Levy will see extra 50000 families dragged into paying inheritance tax

‘Cruel’ levy will see an extra 50,000 grieving families dragged into paying inheritance tax – prompting calls from senior Tories for duty to be ‘abolished’

  • Government froze threshold at which levy applies at £325,000 until April 2028

An extra 50,000 grieving families will be dragged into paying an inheritance tax, which is prompting calls from senior Tories for the duty to be ‘abolished’.

The Government has frozen the threshold at which the ‘cruel’ levy applies at £325,000 for an allowance until April 2028, which will remain at the level set in 2021, the Telegraph reports.

While previous official estimates said that 13,400 extra estates would be affected by the duty over this seven-year period, internal HMRC forecasts reveal this number is now set at 49,400, with inflation being blamed by the increase.

The news prompted calls from senior Tories for the duty to be abolished. Nadhim Zahawi, a former chancellor, said ‘many more tens of thousands of families will be dragged into this cruel tax at the very moment they will also be suffering personal grief’. 

BraMr Zahawi added that many of the affected families will be even less able to seek out professionals for advice about the complications the tax brings.

The Government has frozen the treshold at which the ‘cruel’ levy applies at £325,000 until April 2028, which will remain at the level set in 2021, the Telegraph reports

‘However, abolishing inheritance tax now would enable the Government to back more families in their natural desire to pass on their hard-earned savings to their children,’ he told the Telegraph.

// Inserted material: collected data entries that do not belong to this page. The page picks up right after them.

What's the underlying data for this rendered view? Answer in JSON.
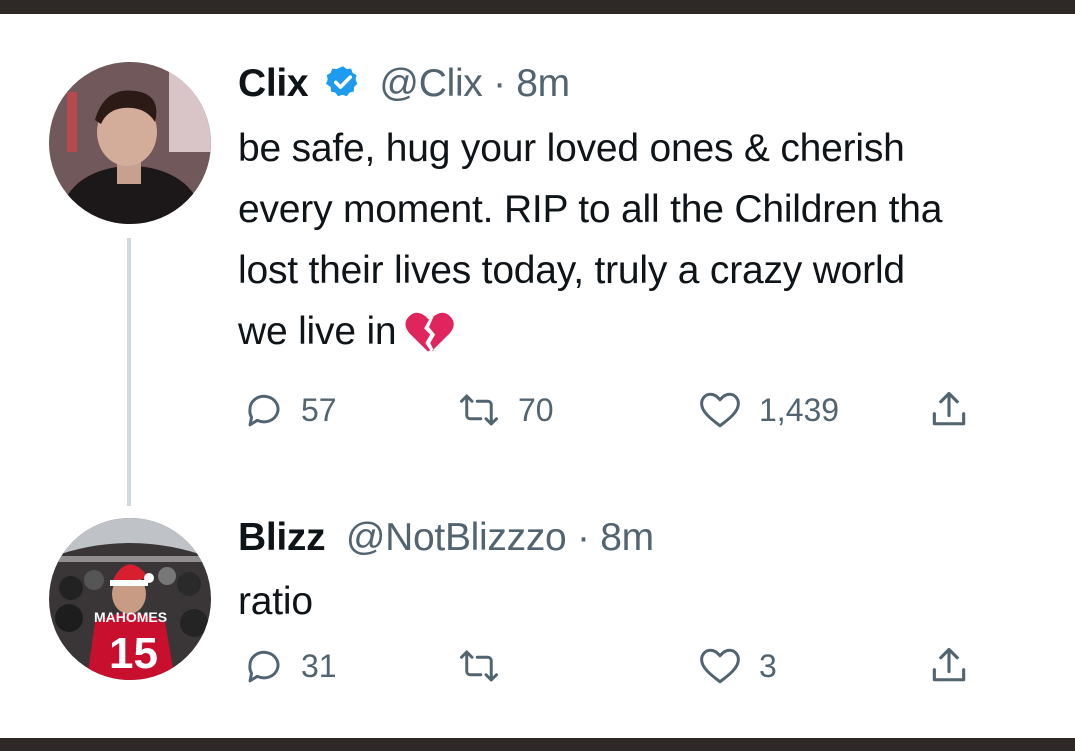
{
  "tweets": [
    {
      "name": "Clix",
      "verified": true,
      "handle": "@Clix",
      "separator": "·",
      "time": "8m",
      "text_lines": [
        "be safe, hug your loved ones & cherish",
        "every moment. RIP to all the Children tha",
        "lost their lives today, truly a crazy world",
        "we live in"
      ],
      "emoji": "broken-heart",
      "replies": "57",
      "retweets": "70",
      "likes": "1,439"
    },
    {
      "name": "Blizz",
      "verified": false,
      "handle": "@NotBlizzzo",
      "separator": "·",
      "time": "8m",
      "text_lines": [
        "ratio"
      ],
      "replies": "31",
      "retweets": "",
      "likes": "3",
      "avatar_jersey_text": "MAHOMES",
      "avatar_jersey_number": "15"
    }
  ],
  "colors": {
    "text": "#0f1419",
    "secondary": "#536471",
    "verified_badge": "#1d9bf0",
    "thread_line": "#cfd9de",
    "broken_heart": "#e0245e",
    "frame": "#2e2926"
  }
}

Former business secretary Jacob Rees-Mogg told the publication: ‘This most iniquitous tax ought to be abolished as it raises little and distorts the allocation of capital, making us all poorer by lowering economic growth.’

Overall, more than 280,000 households could face higher inheritance tax bills by the end of 2028 because of the seven-year long freeze. 

Currently, £500,000 – £325,000 of a basic allowance plus an extra of £175,000 for property – can be handed down tax free.

While couples can hand down up to £1million without triggering inheritance tax by transferring their allowance to the other when one of them dies, anything above this threshold triggers a 40 per cent tax. 

The tax usually has to be paid before probate is granted, which means those who inherit can sometimes struggle to come up with the money. 

While thresholds should go up with inflation every year, chancellors have frozen them at the 2021 level to raise cash, which means that rising house prices, growth of value of assets and savings fuelled by higher wages and inflation drag more estates over this threshold.

Downing Street has been holding internal talks about abolishing the duty in order to appeal to voters at the next election. 

However experts said those affected by the tax could reduce the bill for their children by setting up lifetime and charitable trusts.

Downing Street has been holding internal talks about abolishing the duty in order to appeal to voters at the next election

HMRC forecasts, obtained by a Freedom of Information request by the Telegraph, show those decisions will impact an estimated 283,400 estates over the seven-year period, of which 49,400 will be additional households that would not have to pay inheritance tax if the thresholds had gone up in line with inflation.

In its response to the FOI, the HMRC told the Telegraph: ‘You will note that the numbers have increased since the last time this information was published. 

‘This is because of the large upward revision to both the actual and forecast CPI inflation series, which is used to index the inheritance tax thresholds in the years where they are not maintained at their current levels.’

The number of estates set to pay inheritance tax during the 2021-28 freeze will be 63 per cent higher than the 173,340 subject to the duty in the preceding seven years.

Forecasts from last November predicted that inheritance tax receipts would rise from £7.1billion in 2022 to £8.4billion by 2028, but this is likely going to be much higher now.

A Treasury spokesman told the Telegraph: ‘The vast majority of estates do not pay inheritance tax – more than 93 per cent of estates are forecast to have zero inheritance tax liability in the coming years. However, the tax raises more than £7 billion a year to help fund public services millions of us rely on daily.’